Saturday, 20 April

Maya Angelou: Poet is first black woman on US quarter

Entertainment
Angelou, a poet and activist, was the first black woman to write and perform a poem at a presidential inauguration

The US Treasury has minted coins featuring poet Maya Angelou - the first black woman ever featured on the US 25-cent coin known as a quarter.

Angelou, a poet and activist, was the first black woman to write and perform a poem at a presidential inauguration.

Coins are planned for other pioneering women, including an astronaut, a tribal chief and an actress - as part of the American Women Quarters programme.

The move was hailed by the nation's first female treasury secretary.

"Each time we redesign our currency, we have the chance to say something about our country - what we value, and how we've progressed as a society," Janet Yellen said in a statement on Monday.

Angelou - an author and social activist - died in 2014 at the age of 86.

She shot to fame with her ground-breaking autobiography in 1969, I Know Why the Caged Bird Sings, about her childhood in the Deep South.

She received dozens of honorary degrees and wrote over 30 bestselling works. In 2010, she was given a Presidential Medal of Freedom - the highest US civilian award - by President Barack Obama.

The new quarter depicts Angelou with open and outstretched arms. Behind her is a flying bird and rising sun, which are "inspired by her poetry and symbolic of the way she lived", the US treasury department said.

The front side of the quarter shows the traditional bust of George Washington, the country's first president.

The US Mint plans to issue 20 more quarters over the next four years, depicting other American women who played important roles in the country's history.
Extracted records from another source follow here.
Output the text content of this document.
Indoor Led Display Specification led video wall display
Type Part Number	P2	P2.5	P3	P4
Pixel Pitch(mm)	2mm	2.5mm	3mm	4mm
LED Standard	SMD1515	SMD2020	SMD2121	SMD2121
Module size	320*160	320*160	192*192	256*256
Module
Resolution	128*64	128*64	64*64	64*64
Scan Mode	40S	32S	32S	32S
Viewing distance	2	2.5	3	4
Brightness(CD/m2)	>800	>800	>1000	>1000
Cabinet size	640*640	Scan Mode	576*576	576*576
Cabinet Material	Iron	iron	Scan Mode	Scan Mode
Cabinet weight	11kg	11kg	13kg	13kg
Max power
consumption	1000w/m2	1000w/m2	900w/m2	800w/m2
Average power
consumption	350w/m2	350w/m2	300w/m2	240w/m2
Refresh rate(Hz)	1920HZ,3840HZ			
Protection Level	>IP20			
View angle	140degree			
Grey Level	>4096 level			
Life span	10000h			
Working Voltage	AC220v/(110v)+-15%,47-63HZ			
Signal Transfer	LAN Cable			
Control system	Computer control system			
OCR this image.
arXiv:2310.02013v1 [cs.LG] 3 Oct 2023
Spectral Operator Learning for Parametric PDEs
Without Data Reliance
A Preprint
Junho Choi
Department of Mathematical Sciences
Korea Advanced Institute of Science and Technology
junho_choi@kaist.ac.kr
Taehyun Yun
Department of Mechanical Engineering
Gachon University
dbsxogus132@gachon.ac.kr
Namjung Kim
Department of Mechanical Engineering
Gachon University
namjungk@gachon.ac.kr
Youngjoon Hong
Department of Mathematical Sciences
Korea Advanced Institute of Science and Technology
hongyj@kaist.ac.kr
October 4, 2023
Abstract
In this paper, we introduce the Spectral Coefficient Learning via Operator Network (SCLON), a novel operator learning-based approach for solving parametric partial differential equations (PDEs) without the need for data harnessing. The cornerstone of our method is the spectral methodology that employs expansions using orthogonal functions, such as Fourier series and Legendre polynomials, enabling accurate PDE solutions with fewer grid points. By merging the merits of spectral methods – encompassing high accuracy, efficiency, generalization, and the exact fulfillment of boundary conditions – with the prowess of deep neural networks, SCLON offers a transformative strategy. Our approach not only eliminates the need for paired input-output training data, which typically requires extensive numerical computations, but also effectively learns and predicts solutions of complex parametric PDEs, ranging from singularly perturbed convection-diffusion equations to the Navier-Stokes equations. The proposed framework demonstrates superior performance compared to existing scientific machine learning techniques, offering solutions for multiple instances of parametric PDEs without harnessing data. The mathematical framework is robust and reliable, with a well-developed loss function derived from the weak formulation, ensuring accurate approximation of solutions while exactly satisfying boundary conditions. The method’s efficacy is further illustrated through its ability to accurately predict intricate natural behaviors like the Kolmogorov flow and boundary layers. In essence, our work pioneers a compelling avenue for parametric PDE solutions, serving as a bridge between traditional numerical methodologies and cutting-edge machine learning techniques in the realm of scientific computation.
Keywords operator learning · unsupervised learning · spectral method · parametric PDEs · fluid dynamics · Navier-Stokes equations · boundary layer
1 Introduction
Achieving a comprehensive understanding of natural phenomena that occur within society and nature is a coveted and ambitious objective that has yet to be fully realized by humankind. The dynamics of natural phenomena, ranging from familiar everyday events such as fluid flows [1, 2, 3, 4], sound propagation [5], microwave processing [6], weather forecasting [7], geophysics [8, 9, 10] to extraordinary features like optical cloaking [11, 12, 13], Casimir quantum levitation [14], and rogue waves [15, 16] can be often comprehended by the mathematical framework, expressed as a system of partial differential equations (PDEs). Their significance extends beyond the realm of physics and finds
Coins are also planned this year for Sally Ride, the first female US astronaut; Wilma Mankiller, the first female chief of the Cherokee Nation and a campaigner for indigenous rights; and Anna May Wong, who is considered the first Chinese-American film star in Hollywood.

 

Plans to replace President Andrew Jackson on the $20 bill with black abolitionist Harriet Tubman - who rescued enslaved people through the Underground Railroad - are still in the works.

Historical women have rarely featured on US currency.

In the 19th Century, the first US First Lady, Martha Washington, was on the $1 silver certificate and Native American heroine Pocahontas was in a group picture on the $20 bill.

On coins, Sacagawea, a Native American explorer, appears on the gold dollar. Suffragist Susan B Anthony and deaf-blind activist Helen Keller appeared on the silver dollar and Alabama quarter respectively.